Argentina adota nova política cambial para normalizar economia e aumentar reservas
O presidente Javier Milei anunciou mudanças na política cambial da Argentina visando expandir as bandas do peso em linha com a inflação mensal, em substituição ao ritmo atual de 1%. Com a alta de 2,5% registrada em novembro, as bandas poderão aumentar mais rapidamente.
O Banco Central argentino começará a comprar até US$ 10 bilhões em reservas no próximo ano, podendo ser ajustado de acordo com a demanda. As compras serão alinhadas com até 5% do volume diário nos mercados cambiais locais e a autoridade monetária poderá realizar operações de bloco para aquisição de dólares.

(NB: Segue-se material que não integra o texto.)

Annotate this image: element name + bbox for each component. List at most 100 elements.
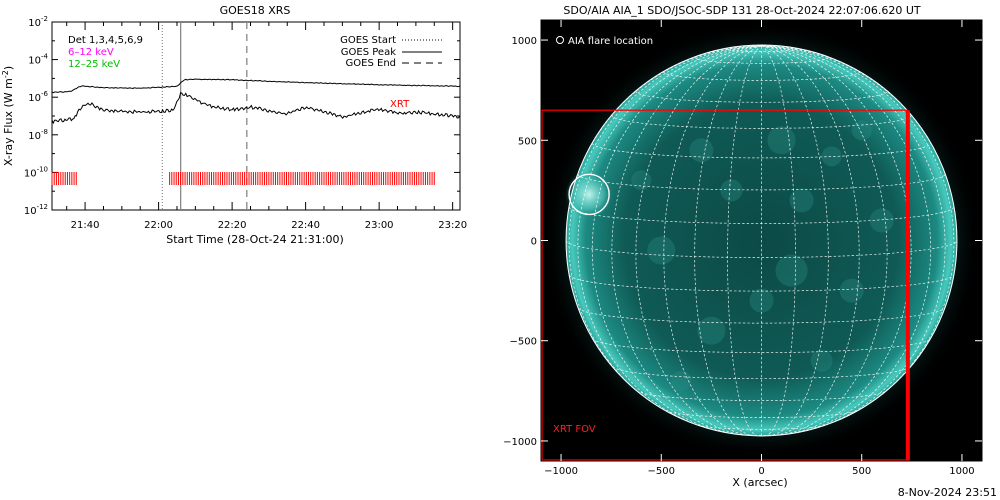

Novas medidas atraem investidores e impulsionam mercado financeiro
A notícia das alterações na política cambial impulsionou os títulos soberanos argentinos, com papéis com vencimento em 2035 subindo mais de 1 centavo, atingindo quase 73 centavos de dólar. As mudanças atendem aos apelos dos investidores por maior flexibilidade na política cambial do país.
Desafios e expectativas para a economia argentina
Funcionários do FMI alertaram que alcançar a meta de acumulação de reservas será desafiador para a Argentina, requerendo a aprovação do conselho do fundo. O governo já recebeu dispensa por não atingir essa meta este ano, tornando essencial um novo ajuste de políticas para responder às exigências internacionais.

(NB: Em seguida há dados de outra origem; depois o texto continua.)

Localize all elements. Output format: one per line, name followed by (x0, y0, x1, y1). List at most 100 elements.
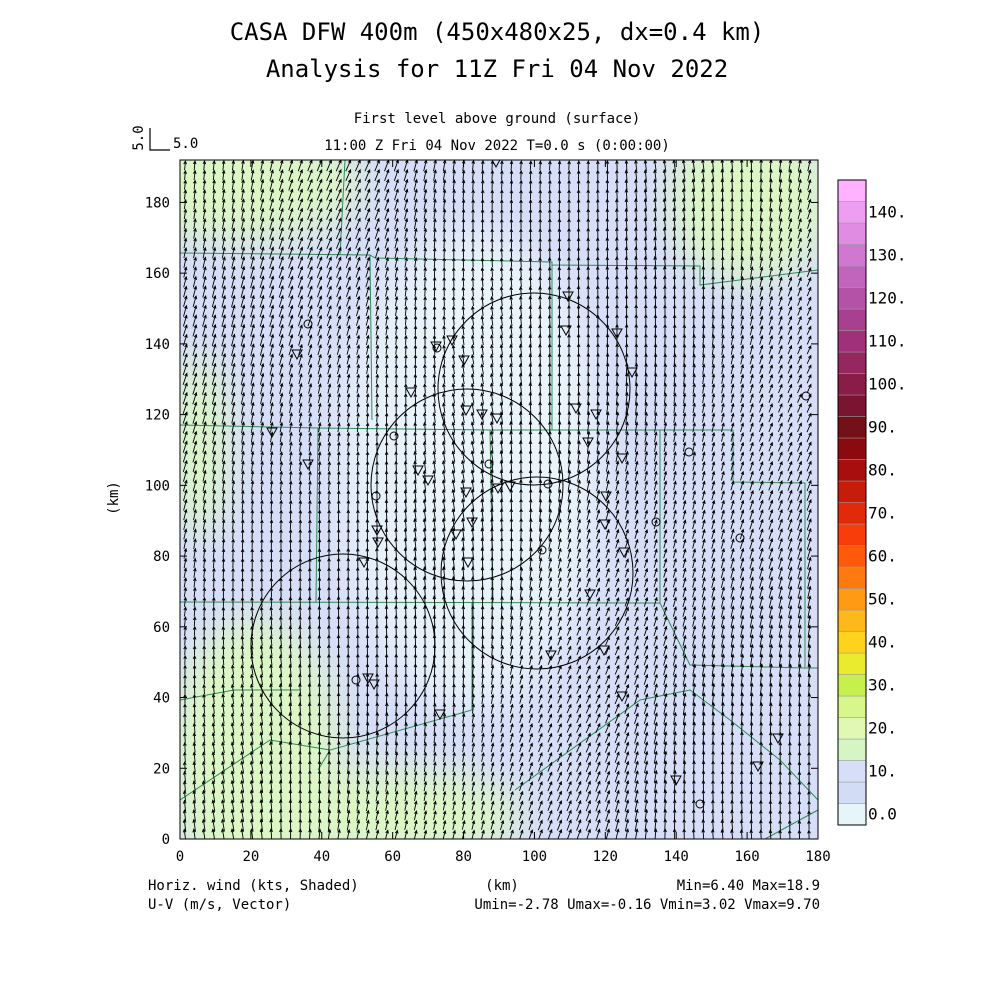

O mercado vê o movimento como uma etapa positiva rumo à normalização econômica do país e à abordagem dos desafios cambiais. As mudanças representam uma das alterações de política mais significativas desde o encerramento do acordo de US$ 20 bilhões entre a Argentina e o FMI em abril.

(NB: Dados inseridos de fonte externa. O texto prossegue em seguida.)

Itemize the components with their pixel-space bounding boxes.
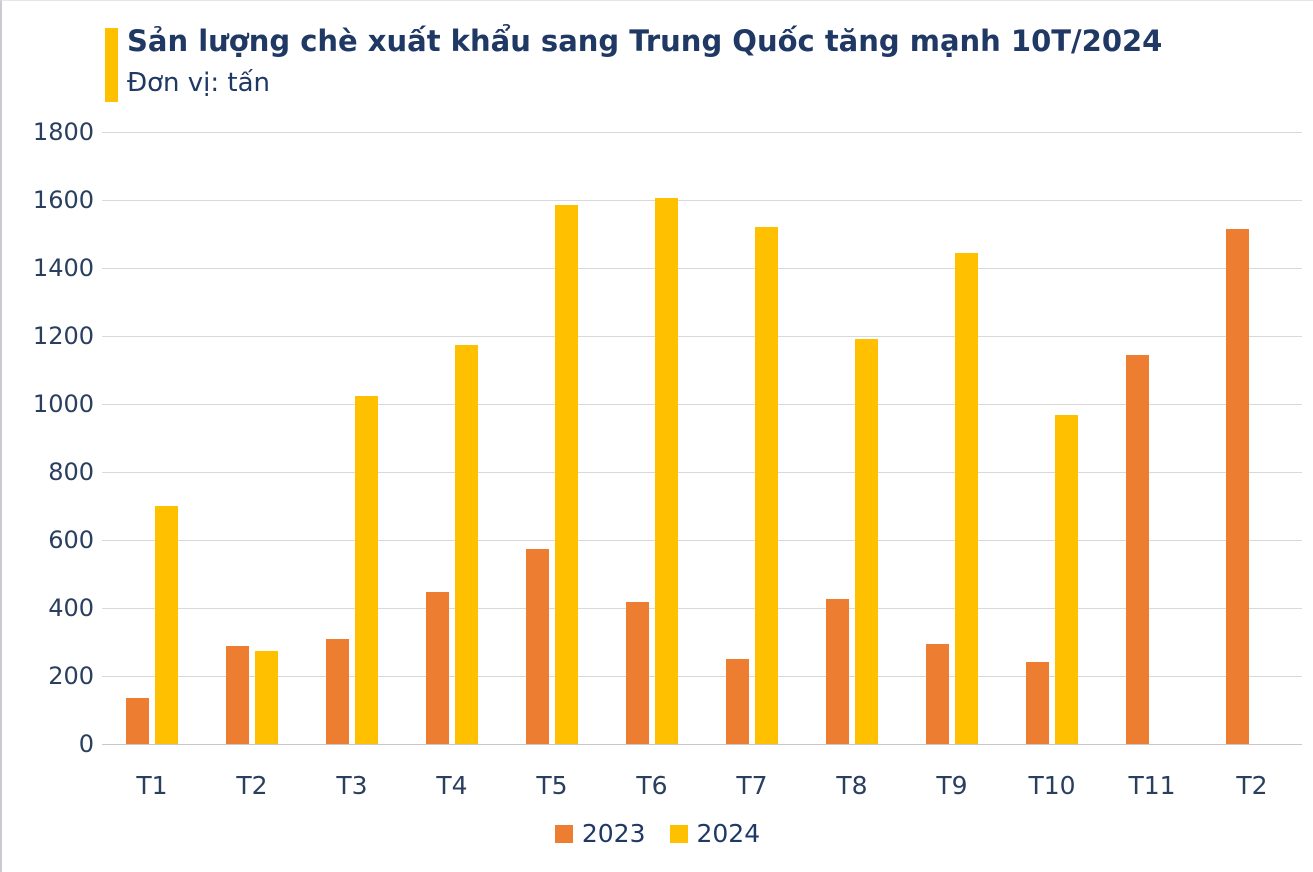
chart-subtitle: Đơn vị: tấn	[127, 68, 271, 98]
y-tick-label: 1400	[32, 254, 94, 282]
gridline	[102, 336, 1302, 337]
bar-2023-T8	[826, 599, 849, 744]
bar-2024-T7	[755, 227, 778, 744]
bar-2023-T5	[526, 549, 549, 744]
bar-2024-T10	[1055, 414, 1078, 744]
y-tick-label: 200	[48, 662, 94, 690]
y-tick-label: 1800	[32, 118, 94, 146]
bar-group-T9	[902, 132, 1002, 744]
gridline	[102, 676, 1302, 677]
bar-group-T8	[802, 132, 902, 744]
bar-2023-T4	[426, 592, 449, 744]
y-tick-label: 400	[48, 594, 94, 622]
bar-group-T3	[302, 132, 402, 744]
gridline	[102, 404, 1302, 405]
bar-group-T5	[502, 132, 602, 744]
bar-2023-T6	[626, 601, 649, 744]
y-tick-label: 1600	[32, 186, 94, 214]
bar-group-T2	[202, 132, 302, 744]
bar-group-T10	[1002, 132, 1102, 744]
gridline	[102, 540, 1302, 541]
bar-group-T2	[1202, 132, 1302, 744]
gridline	[102, 744, 1302, 745]
y-tick-label: 1000	[32, 390, 94, 418]
x-tick-label: T7	[736, 771, 768, 800]
x-tick-label: T9	[936, 771, 968, 800]
bar-2024-T4	[455, 345, 478, 744]
legend: 2023 2024	[2, 820, 1313, 848]
x-tick-label: T4	[436, 771, 468, 800]
x-tick-label: T11	[1128, 771, 1176, 800]
bar-2023-T9	[926, 643, 949, 744]
x-tick-label: T8	[836, 771, 868, 800]
x-tick-label: T1	[136, 771, 168, 800]
x-tick-label: T10	[1028, 771, 1076, 800]
gridline	[102, 200, 1302, 201]
bar-2023-T2	[1226, 228, 1249, 744]
bar-2024-T9	[955, 252, 978, 744]
legend-item-2024: 2024	[669, 819, 761, 848]
gridline	[102, 132, 1302, 133]
x-axis-labels: T1 T2 T3 T4 T5 T6 T7 T8 T9 T10 T11 T2	[102, 771, 1302, 805]
bar-2023-T2	[226, 646, 249, 744]
y-tick-label: 1200	[32, 322, 94, 350]
bar-2023-T11	[1126, 354, 1149, 744]
x-tick-label: T2	[1236, 771, 1268, 800]
legend-label-2024: 2024	[696, 819, 761, 848]
bar-2024-T1	[155, 506, 178, 744]
bar-2024-T3	[355, 396, 378, 744]
title-accent-bar	[105, 28, 118, 102]
bar-2024-T8	[855, 338, 878, 744]
x-tick-label: T2	[236, 771, 268, 800]
bar-2023-T7	[726, 659, 749, 744]
y-tick-label: 0	[78, 730, 94, 758]
chart-title: Sản lượng chè xuất khẩu sang Trung Quốc …	[127, 24, 1163, 58]
x-tick-label: T5	[536, 771, 568, 800]
gridline	[102, 268, 1302, 269]
legend-swatch-2024	[669, 825, 688, 843]
bar-2024-T2	[255, 650, 278, 744]
bar-group-T1	[102, 132, 202, 744]
gridline	[102, 472, 1302, 473]
legend-label-2023: 2023	[581, 819, 646, 848]
y-tick-label: 600	[48, 526, 94, 554]
bar-2023-T1	[126, 698, 149, 744]
bar-group-T11	[1102, 132, 1202, 744]
y-tick-label: 800	[48, 458, 94, 486]
gridline	[102, 608, 1302, 609]
legend-swatch-2023	[554, 825, 573, 843]
x-tick-label: T3	[336, 771, 368, 800]
plot-area	[102, 132, 1302, 745]
y-axis-labels: 0 200 400 600 800 1000 1200 1400 1600 1800	[2, 1, 94, 872]
legend-item-2023: 2023	[554, 819, 646, 848]
bar-2023-T10	[1026, 662, 1049, 744]
bar-group-T4	[402, 132, 502, 744]
bar-2024-T5	[555, 205, 578, 744]
bar-2024-T6	[655, 197, 678, 744]
bar-group-T6	[602, 132, 702, 744]
bar-group-T7	[702, 132, 802, 744]
bar-2023-T3	[326, 639, 349, 744]
x-tick-label: T6	[636, 771, 668, 800]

Perspectivas para a política econômica de Milei
O presidente Milei, que obteve uma grande vitória nas eleições legislativas de meio de mandato em outubro, inicia a segunda metade de seu mandato com novo ímpeto. O novo Congresso, com a presença majoritária dos libertários de Milei, abre caminho para aprovação de reformas trabalhistas e do orçamento anual.
Antes voltada para a defesa do peso e o controle da inflação, a equipe econômica de Milei priorizava estratégias que não enfatizavam o aumento das reservas. A mudança na política cambial é vista como uma adaptação necessária para impulsionar os preços dos títulos e melhorar a situação econômica do país.
Conclusão
A Argentina atravessa um momento de mudanças na política cambial e econômica, buscando normalizar sua situação financeira e atrair investidores. As novas medidas anunciadas pelo governo de Javier Milei buscam aumentar as reservas internacionais do país e flexibilizar a política cambial, em um cenário de desafios e expectativas para a economia argentina.